The Dutch East India Company (Vereenigde Oostindische Compagnie or VOC in Dutch, literally "United East Indies Company") was established on March 20, 1602, when the government of the Netherlands granted it a monopoly to trade with Asia. It is considered the first company that issued shares.

The VOC consisted of 6 Chambers (Kamers) in Amsterdam, Middelburg (for Zeeland), Enkhuizen, Delft, Hoorn and Rotterdam. Delegates of these chambers convened as the Heeren XVII (the Lords Seventeen).

The company settled their headquarters in Batavia on Java (now Jakarta, Indonesia). Other trade posts were also established in what became Indonesia, such as on the Spice Islands (Moluccas), which include the Banda Islands where they maintained a monopoly over the trade in nutmeg and mace.
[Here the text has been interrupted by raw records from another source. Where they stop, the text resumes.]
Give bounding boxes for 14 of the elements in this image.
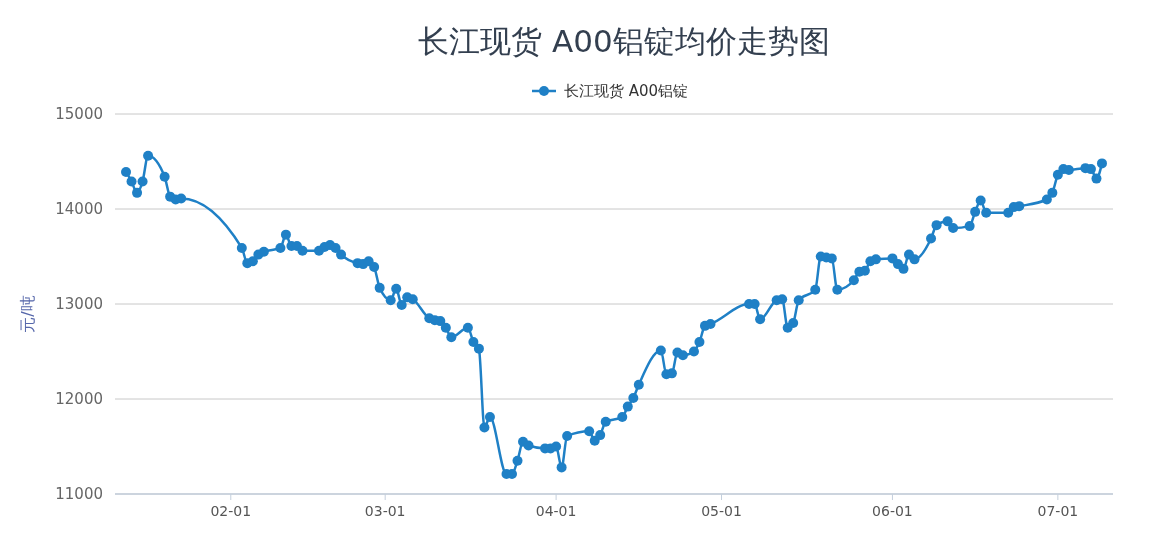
- y-tick-label: 15000: [55, 105, 103, 123]
- x-tick-label: 05-01: [701, 503, 742, 519]
- y-tick-label: 13000: [55, 295, 103, 313]
- x-tick-label: 04-01: [535, 503, 577, 519]
- x-tick-label: 06-01: [872, 503, 913, 519]
- x-tick-label: 03-01: [364, 503, 406, 519]
- legend-label: 长江现货 A00铝锭: [564, 82, 689, 100]
- y-tick-label: 12000: [55, 390, 103, 408]
- y-axis-title: 元/吨: [18, 295, 37, 333]
- x-tick-label: 02-01: [210, 503, 252, 519]
- chart-title: 长江现货 A00铝锭均价走势图: [418, 23, 830, 59]
- y-tick-label: 14000: [55, 200, 103, 218]
- x-tick-label: 07-01: [1037, 503, 1079, 519]
- y-tick-label: 11000: [55, 485, 103, 503]
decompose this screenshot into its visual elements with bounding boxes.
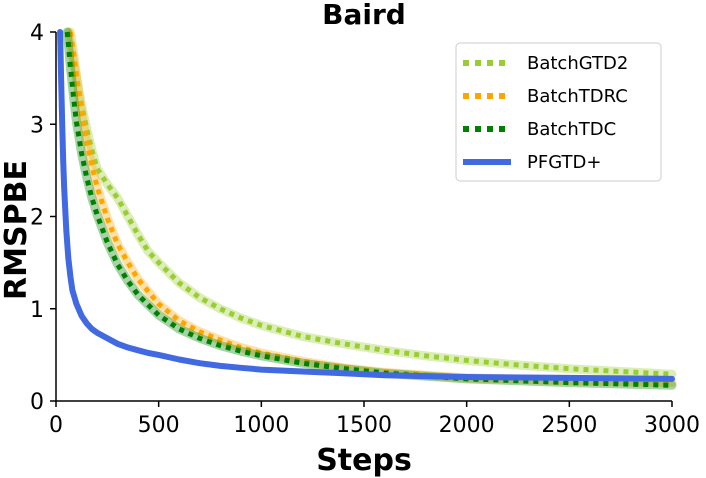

A VOC trade post on Deshima, an artificial island off the coast of Nagasaki, was for a long time the only place where Europeans could trade with Japan.

In 1652, Jan van Riebeeck established a post at the Cape of Good Hope (south end of Africa, currently in South Africa) to resupply VOC ships on their journey to East Asia. This post later became a conventional colony when Europeans started to settle there. VOC trade posts were also established in Persia (now Iran), Bengal (now Bangladesh and part of India), Ceylon (now Sri Lanka), Formosa (now Taiwan) and southern India. In 1664, Koxinga expelled the Dutch from Taiwan.

After the fourth war between the Dutch Republic and England (1780-1784), the VOC got into financial trouble, and in 1798, the company was dissolved.